Ketika menyaksikan film dengan judul The Three Kingdom atau Sam Kok (51 keping cakram), sering dalam setiap pertempuran, jika salah satu negara merasa terpojok dan mengarah kepada kekalahan, maka sang pemimpin berteriak, “Mundur!!” Kemudian kita akan berkata, “Pengecut! Banci!Tidak punya nyali!” Tunggu dulu dan jangan salah, mereka itu mundur bukan kalah, tetapi untuk menyusun langkah-langkah strategi dan mengevaluasi. Orang Jawa berkata, “Ngalah gedhe wekasane” – mengalah besar manfaatnya di kemudian hari (pada akhirnya).
Dalam minggu-minggu terakhir ini, media massa dan media elektronik disibukkan dengan komentar-komentar pada pidato pengunduran diri Paus Benediktus XVI (11 Februari 2013). Seolah-olah dunia terdiam sesaat dan merenungkan apa yang diucapkan Sri Paus. Semua orang tercengang seperti ketika Dewabrata mengucapkan janji wadat dan melakukan bhisma pratignya yaitu sumpah untuk membujang selamanya dan tidak akan mewarisi tahta ayahnya. Petir menyambar persis di atas sungai Gangga. Dari situ pula, Dewabrata berganti nama menjadi Bisma yang berarti “Dia yang sumpahnya dahsyat”.
Orang yang meletakkan tahta tertinggi – apalagi yang menimbulkan decak kagum – akan membuat orang heran dan mungkin menyayangkan, “Mengapa tahta yang tertinggi di dunia koq diletakkan begitu saja?” Banyak orang yang tidak habis pikir. Namun, beberapa hari kemudian, muncul opini para tokoh dunia yang memuji sikap bijaksana dari Joseph Ratzinger ini.
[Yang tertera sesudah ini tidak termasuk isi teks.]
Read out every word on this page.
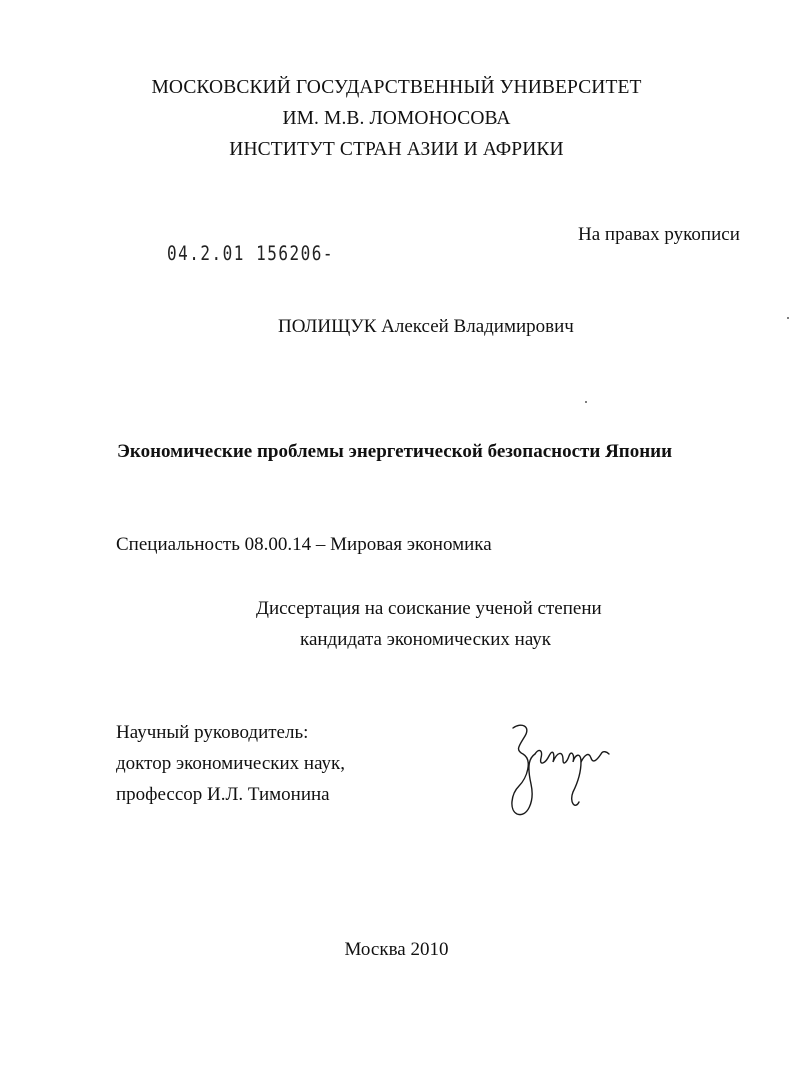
МОСКОВСКИЙ ГОСУДАРСТВЕННЫЙ УНИВЕРСИТЕТ
ИМ. М.В. ЛОМОНОСОВА
ИНСТИТУТ СТРАН АЗИИ И АФРИКИ
На правах рукописи
04.2.01 156206-
ПОЛИЩУК Алексей Владимирович
Экономические проблемы энергетической безопасности Японии
Специальность 08.00.14 – Мировая экономика
Диссертация на соискание ученой степени
кандидата экономических наук
Научный руководитель:
доктор экономических наук,
профессор И.Л. Тимонина
Москва 2010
Prof. Dr. Yong Ohoitimur MSC dalam Milis Pineleng (12 Februari 2013) menulis, “….Keputusan untuk mengundurkan diri sungguh bijaksana demi kepentingan Gereja. Ia mempertimbangkan kondisi fisik dan mentalnya, tetapi juga menyelidiki gerakan hatinya secara spiritual di hadapan Tuhan. Ia cerdas secara rasional, emosional dan spiritual. Discerment-nya luar biasa dan karena itu ia pantas menjadi teladan bagi setiap pemimpin atau orang yang memangku jabatan publik.”
Dalam dunia politik, perusahaan maupun agama, yang namanya jabatan atau kedudukan atau tahta kadang menjadi rebutan yang – terkadang pula – mengarah kepada kejahatan (intrik maupun konspirasi). Bahkan congkel-mencongkel atau memaksa pemimpin mundur dari tahta sudah menjadi konsumsi publik. Drama tragedi “King Lear” tulisan William Shakespeare (1564 – 1616) adalah salah satu contoh bagaimana sang raja yang sudah usia lanjut tidak mau turun dari tahta (lengser keprabon). Bahkan untuk menggenggam tahta, seorang raja memiliki prinsip, “lebih baik ditakuti daripada dicintai” (Bdk. Il Principe tulisan Niccolo Maciavelli: 1469 – 1527).
Tetapi kita tidak perlu berkecil hati, sebab di dunia ini masih banyak kisah-kisah indah yang “tidak haus” akan tahta yang bergelimangan emas dan kemasyuran. Remy Silado dalam Menggagas Ratu Adil menceriterakan tentang masa kecil Pangeran Diponegoro (1785 – 1855) Ketika ayahnya menjadi raja menggantikan Sultan Hamengkubuwono II, ia diminta menjadi adipati anom atau putra mahkota, tetapi ia menolaknya. Ia ingin menjadi pemimpin bagi perjuangan rakyat.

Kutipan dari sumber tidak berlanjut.